From pixels to the human body
Midjourney's new bet has nothing to do with art. It has to do with you — or rather, with what is inside you.
The company announced Midjourney Medical, a new health-focused division whose first product is the Midjourney Scanner: a full-body ultrasound machine capable of generating detailed images of your body in about 60 seconds.
No radiation. No magnetic fields. None of that claustrophobia typical of an MRI.
The process is almost meditative: you lie on a platform that lowers slowly — at just 5 centimeters per second — into a tub of warm water. "You go into the water, you come out of the water, and that's it," the company describes. In less than a minute, you already have a visual map of your muscles, fat, bones, and internal organs.
The technology behind the idea
Midjourney didn't build everything from scratch — and that, in fact, is part of what makes the project credible.
In November 2025, the company signed an exclusive licensing deal with Butterfly Network, a reference in ultrasound-on-a-chip technology. Each scanner uses 40 modules of that technology, supported by a processing capacity of two petaflops — enough to turn the chaos of sound waves into comprehensible images.
An honest caveat is in order: the current resolution is still lower than that of a conventional MRI. Midjourney itself acknowledges that the initial product is not a clinical diagnostic tool. For now, the focus is on body-composition maps — the kind of data that personal trainers and sports physicians love, but that is rarely accessible to the general public.
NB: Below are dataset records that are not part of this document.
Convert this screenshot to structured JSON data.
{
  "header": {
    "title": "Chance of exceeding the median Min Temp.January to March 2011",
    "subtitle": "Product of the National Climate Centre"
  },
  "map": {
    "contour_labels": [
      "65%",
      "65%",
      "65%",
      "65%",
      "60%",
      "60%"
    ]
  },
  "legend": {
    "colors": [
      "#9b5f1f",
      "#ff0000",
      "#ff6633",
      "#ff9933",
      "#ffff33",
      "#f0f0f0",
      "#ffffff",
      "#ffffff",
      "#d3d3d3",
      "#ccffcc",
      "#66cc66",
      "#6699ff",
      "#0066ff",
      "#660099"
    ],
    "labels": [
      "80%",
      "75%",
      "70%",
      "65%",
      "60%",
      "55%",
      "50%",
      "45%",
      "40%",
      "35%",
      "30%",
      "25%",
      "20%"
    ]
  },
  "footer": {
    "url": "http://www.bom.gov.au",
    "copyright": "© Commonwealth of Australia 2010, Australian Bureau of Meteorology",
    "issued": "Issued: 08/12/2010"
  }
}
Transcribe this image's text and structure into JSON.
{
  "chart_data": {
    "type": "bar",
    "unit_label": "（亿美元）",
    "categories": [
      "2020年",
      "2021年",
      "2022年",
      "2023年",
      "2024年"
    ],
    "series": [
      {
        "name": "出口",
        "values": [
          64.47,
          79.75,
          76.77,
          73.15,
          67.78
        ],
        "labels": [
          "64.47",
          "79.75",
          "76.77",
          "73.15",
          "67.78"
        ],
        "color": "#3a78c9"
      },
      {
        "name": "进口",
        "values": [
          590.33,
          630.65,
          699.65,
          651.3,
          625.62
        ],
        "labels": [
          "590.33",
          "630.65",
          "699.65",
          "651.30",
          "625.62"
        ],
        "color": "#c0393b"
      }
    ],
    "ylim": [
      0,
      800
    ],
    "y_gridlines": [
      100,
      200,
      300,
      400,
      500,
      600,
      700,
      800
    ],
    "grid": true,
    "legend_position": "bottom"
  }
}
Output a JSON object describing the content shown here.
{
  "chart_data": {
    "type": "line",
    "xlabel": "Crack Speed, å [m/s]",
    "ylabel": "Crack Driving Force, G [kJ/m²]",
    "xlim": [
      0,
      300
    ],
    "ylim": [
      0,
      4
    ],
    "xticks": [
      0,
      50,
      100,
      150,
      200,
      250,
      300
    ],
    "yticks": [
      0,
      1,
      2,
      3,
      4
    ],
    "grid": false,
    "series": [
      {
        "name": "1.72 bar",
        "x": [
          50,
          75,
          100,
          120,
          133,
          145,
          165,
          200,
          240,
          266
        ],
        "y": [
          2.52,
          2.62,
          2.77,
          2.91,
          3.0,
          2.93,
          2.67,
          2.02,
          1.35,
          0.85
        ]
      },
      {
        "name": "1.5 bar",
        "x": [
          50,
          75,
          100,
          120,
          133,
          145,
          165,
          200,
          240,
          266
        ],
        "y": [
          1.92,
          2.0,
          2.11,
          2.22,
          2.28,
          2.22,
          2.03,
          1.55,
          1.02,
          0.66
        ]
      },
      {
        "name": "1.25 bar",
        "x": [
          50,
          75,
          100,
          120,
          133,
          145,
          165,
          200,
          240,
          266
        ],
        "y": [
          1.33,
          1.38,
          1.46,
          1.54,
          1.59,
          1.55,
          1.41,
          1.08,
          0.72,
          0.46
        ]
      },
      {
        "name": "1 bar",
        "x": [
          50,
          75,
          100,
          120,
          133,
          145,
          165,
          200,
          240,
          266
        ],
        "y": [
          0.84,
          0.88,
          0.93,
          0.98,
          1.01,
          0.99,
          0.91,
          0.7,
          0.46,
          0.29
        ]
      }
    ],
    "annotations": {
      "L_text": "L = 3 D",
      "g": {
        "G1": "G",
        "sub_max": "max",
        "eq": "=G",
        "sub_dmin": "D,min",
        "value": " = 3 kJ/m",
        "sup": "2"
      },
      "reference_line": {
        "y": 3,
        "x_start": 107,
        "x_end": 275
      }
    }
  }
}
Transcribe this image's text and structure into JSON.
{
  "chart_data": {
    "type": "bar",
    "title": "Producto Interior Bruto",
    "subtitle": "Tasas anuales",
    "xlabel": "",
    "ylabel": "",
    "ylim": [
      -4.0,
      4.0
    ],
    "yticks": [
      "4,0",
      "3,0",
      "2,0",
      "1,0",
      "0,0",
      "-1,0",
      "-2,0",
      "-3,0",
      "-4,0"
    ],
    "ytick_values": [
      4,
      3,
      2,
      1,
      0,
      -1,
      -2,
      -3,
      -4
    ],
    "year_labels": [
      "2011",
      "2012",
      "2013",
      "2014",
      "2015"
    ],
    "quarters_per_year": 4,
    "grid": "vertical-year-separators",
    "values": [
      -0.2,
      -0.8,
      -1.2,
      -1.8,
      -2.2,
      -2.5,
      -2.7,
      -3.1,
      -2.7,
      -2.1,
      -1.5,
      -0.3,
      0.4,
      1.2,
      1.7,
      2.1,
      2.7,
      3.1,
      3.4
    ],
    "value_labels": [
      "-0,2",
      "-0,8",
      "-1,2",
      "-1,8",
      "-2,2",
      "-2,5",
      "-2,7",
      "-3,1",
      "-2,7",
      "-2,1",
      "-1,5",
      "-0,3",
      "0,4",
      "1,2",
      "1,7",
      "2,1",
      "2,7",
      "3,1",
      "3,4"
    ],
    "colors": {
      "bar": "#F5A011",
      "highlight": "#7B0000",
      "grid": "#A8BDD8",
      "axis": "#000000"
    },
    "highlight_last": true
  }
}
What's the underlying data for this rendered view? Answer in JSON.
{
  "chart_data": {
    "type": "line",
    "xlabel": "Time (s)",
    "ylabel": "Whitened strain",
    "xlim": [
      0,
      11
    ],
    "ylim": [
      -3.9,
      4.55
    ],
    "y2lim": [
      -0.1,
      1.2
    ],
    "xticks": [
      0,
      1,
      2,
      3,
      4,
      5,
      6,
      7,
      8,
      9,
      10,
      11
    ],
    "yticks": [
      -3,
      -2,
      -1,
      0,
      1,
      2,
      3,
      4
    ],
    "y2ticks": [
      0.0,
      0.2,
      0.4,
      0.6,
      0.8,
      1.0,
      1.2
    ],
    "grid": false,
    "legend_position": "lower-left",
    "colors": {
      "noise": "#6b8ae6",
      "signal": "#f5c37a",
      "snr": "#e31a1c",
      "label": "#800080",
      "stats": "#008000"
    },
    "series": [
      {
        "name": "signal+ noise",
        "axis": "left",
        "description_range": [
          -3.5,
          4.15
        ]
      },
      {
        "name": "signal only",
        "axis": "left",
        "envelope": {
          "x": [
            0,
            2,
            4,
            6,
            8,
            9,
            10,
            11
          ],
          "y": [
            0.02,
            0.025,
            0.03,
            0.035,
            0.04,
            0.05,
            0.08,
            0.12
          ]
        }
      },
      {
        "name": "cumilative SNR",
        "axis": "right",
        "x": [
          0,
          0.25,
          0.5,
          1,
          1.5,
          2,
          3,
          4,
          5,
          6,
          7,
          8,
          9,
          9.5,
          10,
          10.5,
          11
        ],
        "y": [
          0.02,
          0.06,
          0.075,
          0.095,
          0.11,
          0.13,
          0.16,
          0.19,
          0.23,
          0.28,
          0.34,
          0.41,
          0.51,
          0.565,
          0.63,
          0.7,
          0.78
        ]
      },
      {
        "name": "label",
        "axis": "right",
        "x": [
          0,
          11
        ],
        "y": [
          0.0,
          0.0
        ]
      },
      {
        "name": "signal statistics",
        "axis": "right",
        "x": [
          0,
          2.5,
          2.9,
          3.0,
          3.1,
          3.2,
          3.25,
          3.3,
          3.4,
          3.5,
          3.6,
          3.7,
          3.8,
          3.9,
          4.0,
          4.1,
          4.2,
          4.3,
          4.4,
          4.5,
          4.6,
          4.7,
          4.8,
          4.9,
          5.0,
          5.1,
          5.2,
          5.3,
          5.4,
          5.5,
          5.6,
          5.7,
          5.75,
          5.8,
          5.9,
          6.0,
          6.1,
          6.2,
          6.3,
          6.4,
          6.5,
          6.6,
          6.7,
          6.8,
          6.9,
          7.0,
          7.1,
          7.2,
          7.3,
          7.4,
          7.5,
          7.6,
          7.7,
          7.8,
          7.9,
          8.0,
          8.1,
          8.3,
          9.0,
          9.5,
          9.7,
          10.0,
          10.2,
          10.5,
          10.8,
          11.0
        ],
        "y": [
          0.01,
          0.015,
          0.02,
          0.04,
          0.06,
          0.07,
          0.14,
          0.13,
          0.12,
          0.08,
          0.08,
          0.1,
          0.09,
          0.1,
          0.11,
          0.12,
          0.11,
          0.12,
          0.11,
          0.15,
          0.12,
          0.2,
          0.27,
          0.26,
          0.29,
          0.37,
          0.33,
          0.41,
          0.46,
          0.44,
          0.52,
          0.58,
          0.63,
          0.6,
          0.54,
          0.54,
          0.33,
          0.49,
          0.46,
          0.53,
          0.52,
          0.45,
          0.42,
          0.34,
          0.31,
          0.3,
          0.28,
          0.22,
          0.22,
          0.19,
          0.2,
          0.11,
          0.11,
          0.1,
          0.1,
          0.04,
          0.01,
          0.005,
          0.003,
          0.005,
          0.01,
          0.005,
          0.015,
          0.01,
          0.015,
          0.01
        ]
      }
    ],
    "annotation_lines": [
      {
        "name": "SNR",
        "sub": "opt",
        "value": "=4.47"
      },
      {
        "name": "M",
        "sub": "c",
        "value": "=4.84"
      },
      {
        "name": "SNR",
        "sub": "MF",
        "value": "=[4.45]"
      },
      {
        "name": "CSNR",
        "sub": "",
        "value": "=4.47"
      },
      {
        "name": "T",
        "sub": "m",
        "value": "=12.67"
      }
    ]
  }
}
The path to deeper diagnostics runs through FDA approval, and the company has already announced it will work on that progressively.
The business model no one expected
This is where things get really interesting — and a little cinematic.
Midjourney doesn't want to sell its scanners to hospitals. It wants to open spas.
Yes, you read that right.
The plan is to create luxury wellness centers — with saunas, cold plunge pools, and relaxation rooms — where the scanners are available as part of the experience. The idea, in the company's words, is for "the scans to be a side effect" of a visit to the spa.
The first space is expected to open in Union Square, San Francisco, in late 2027. The long-term goal is ambitious: 50,000 scanners around the world by 2031.
What this means for the future of health
Holz doesn't think small. In his presentation, he said that "within 10 years, these devices won't just be imaging diagnostic tools — they will probably also have therapeutic applications."
It's a bold claim. But it comes from someone who already showed the world that images can be generated by algorithms — something that also seemed impossible until it was demonstrated live.
What Midjourney is doing here strongly resembles the move companies like Fujifilm made decades ago: realizing that the true asset is not the product itself, but the know-how accumulated in image processing — and applying it to new contexts.
For 2028, the company plans to expand to other cities and launch a third generation of hardware with custom silicon, when, according to them, things will get "serious" in terms of competition with traditional medical equipment.
Necessary skepticism, justified enthusiasm
It's fair to keep both feet on the ground. There are still no independent clinical validations. No external radiologist has publicly assessed the quality of the images. Regulatory approval is a long and uncertain road.
But it's also fair to recognize: the idea of democratizing access to body imaging — making health monitoring as natural as going to the gym — is genuinely powerful.
If Midjourney manages to deliver what it promises, the question stops being "is this possible?" and becomes "why didn't we do this before?"
And maybe that's the best definition of what artificial intelligence has been doing for the world: not just answering old questions, but making us see new ones.